University fee changes could see young women saddled with more debt for decades to come

Proposed tertiary reforms show that the Federal Government is again implementing significant policy change without conducting a gendered impact analysis, writes Sarah Hill from YWCA Australia.

Minister for Education, Bachelor of Arts graduate, and beneficiary of low-cost university Dan Tehan announced reforms to tertiary education fee structures recently which will negatively impact young women for decades to come.

The proposed reforms to tertiary education will see 113 per cent fee increases for humanities and communications students, a 62 per cent fee reduction for agriculture and maths and a 20 per cent reduction for science and engineering students.

Read more: Superannuation withdrawals during COVID-19 leave young women with a not-so-super future

Ingrained gender bias in society influences subject choice throughout primary and secondary school.

Almost all the degrees set to become cheaper are dominated by male students, due in large part to ingrained gender bias.

Minister Tehan argues the proposed changes could advance gender equality in that they may prompt more young women to study STEM at a tertiary level. However, we see financial incentives repeatedly fail to achieve gender equality. To achieve gender equity in STEM, it requires serious investment to transform a sector where only 20 per cent of STEM graduates are women and 40 per cent of those never enter the industry.

Differences in interest and confidence in STEM subjects appear early and from year 9 onwards, young women in high school are developing interests and selecting subjects that will create an education pathway. It is unrealistic to expect current students to throw away their career trajectories – or overcome ingrained bias — because of a financial incentive.

We need to challenge gender bias, de-stigmatise flexible work conditions and support schools in de-gendering subjects from a young age.

Young women will be most negatively impacted by this reform.

Data from the Workplace Gender Equality Agency (WGEA) shows that women make up greater numbers of students completing humanities and communications degrees – all areas set to experience significant fee increases from 2021. As a result, more women will graduate with much higher HECS debt which will take longer to pay off due to lower levels of lifetime earnings and extended periods away from the workforce.

The gender pay gap exists from the time women graduate university. Female undergraduates face a 5.1 per cent pay gap that increases to 14.4 per cent at the graduate coursework level. Science, mathematics and agriculture reported some of the largest graduate pay gaps in 2019 whereas communications was one of the few areas where female undergraduate median salaries were higher than or equal to their male counterparts.

For young women from low-income or other disadvantaged backgrounds, this fee increase may present an additional hurdle to accessing tertiary education – some will opt out of starting their working lives with $50k of HECS debt. Those who opt in will carry additional debt that will compound a lifetime of disadvantage.

These reforms are the latest in a long line of policy decisions benefiting male-dominated sectors.

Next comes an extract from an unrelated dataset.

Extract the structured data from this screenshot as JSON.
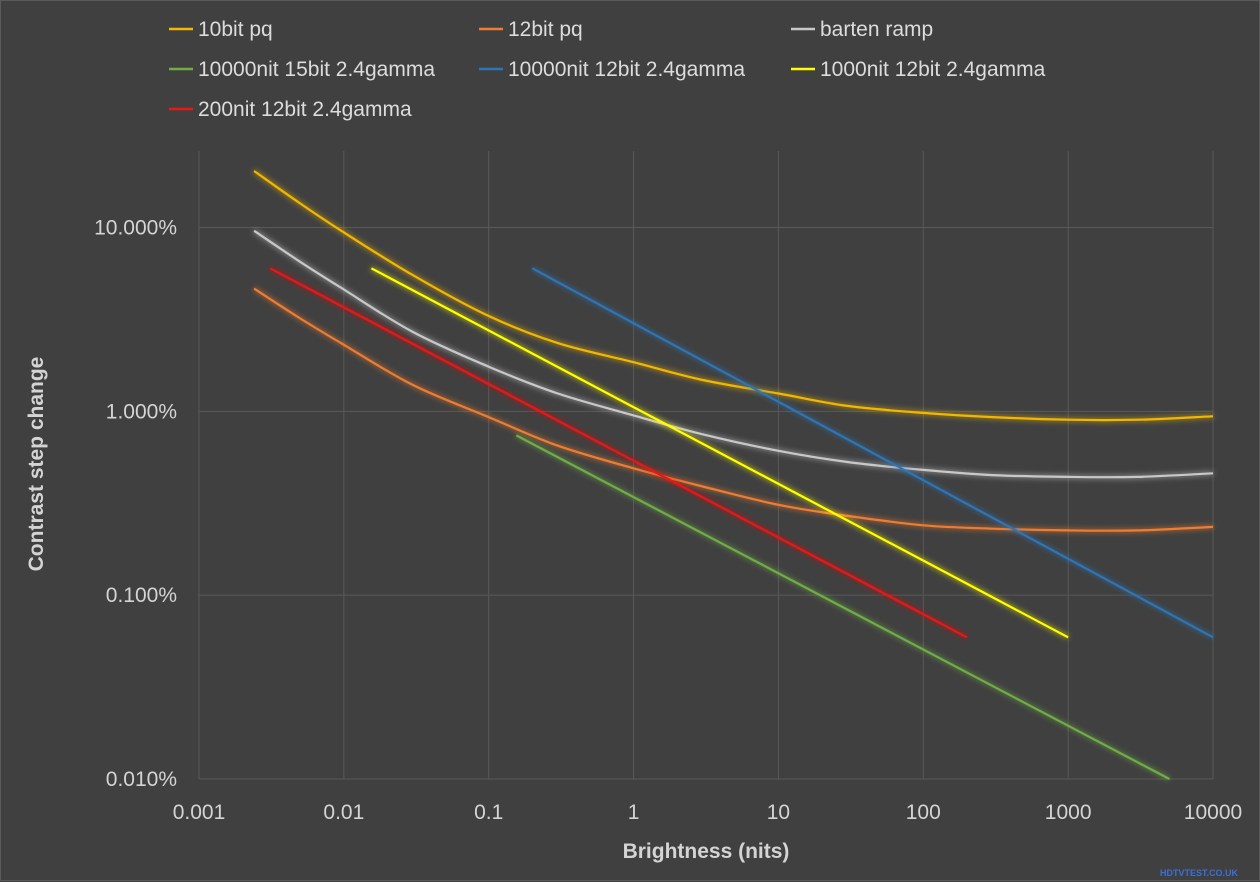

The biggest industry stimulus packages are the $1bn being offered to the construction sector and the $270bn for defence – both of which are male dominated sectors. Contrast this with female-dominated sectors like childcare, which creates more jobs per $1m spent than construction.  

It could be argued that the reduction in fees for nursing degrees is evidence of the Federal Government accommodating women. However, nursing has always been a highly feminised industry, as well as being is one of the lowest paid and highest risk professions. During the COVID-19 crisis, nurses have been subject to public sector pay freezes and excluded from stimulus packages that largely focus on ‘shovel-ready’ construction projects (all the while, being hailed as Frontline Heroes of Australia).

Encouraging more women to go into low-paid high-risk professions, that you do nothing else to support, is not accommodation.

We need to do better for young people and invest in their futures.

The argument these changes will create more ‘job-ready graduates’ is tenuous at best. Humanities and social science graduates already have very similar job outcomes to science and mathematics graduates. Furthermore, data from the Academy of Social Services in Australia shows the value of our Arts Degrees, with 60% of Chief Executives of ASX200 companies holding humanities degrees along with 66% of Federal Parliamentarians —  including, one Minister Tehan.

Due to COVID-19, students have already experienced disrupted learning, social isolation, record job loss and will inherit a generation of debt. They now face racking up an enormous HECS debt while expecting to graduate into a recession. We need to trust young people to make decisions about their own futures and consider the gendered impacts before making national policy decisions.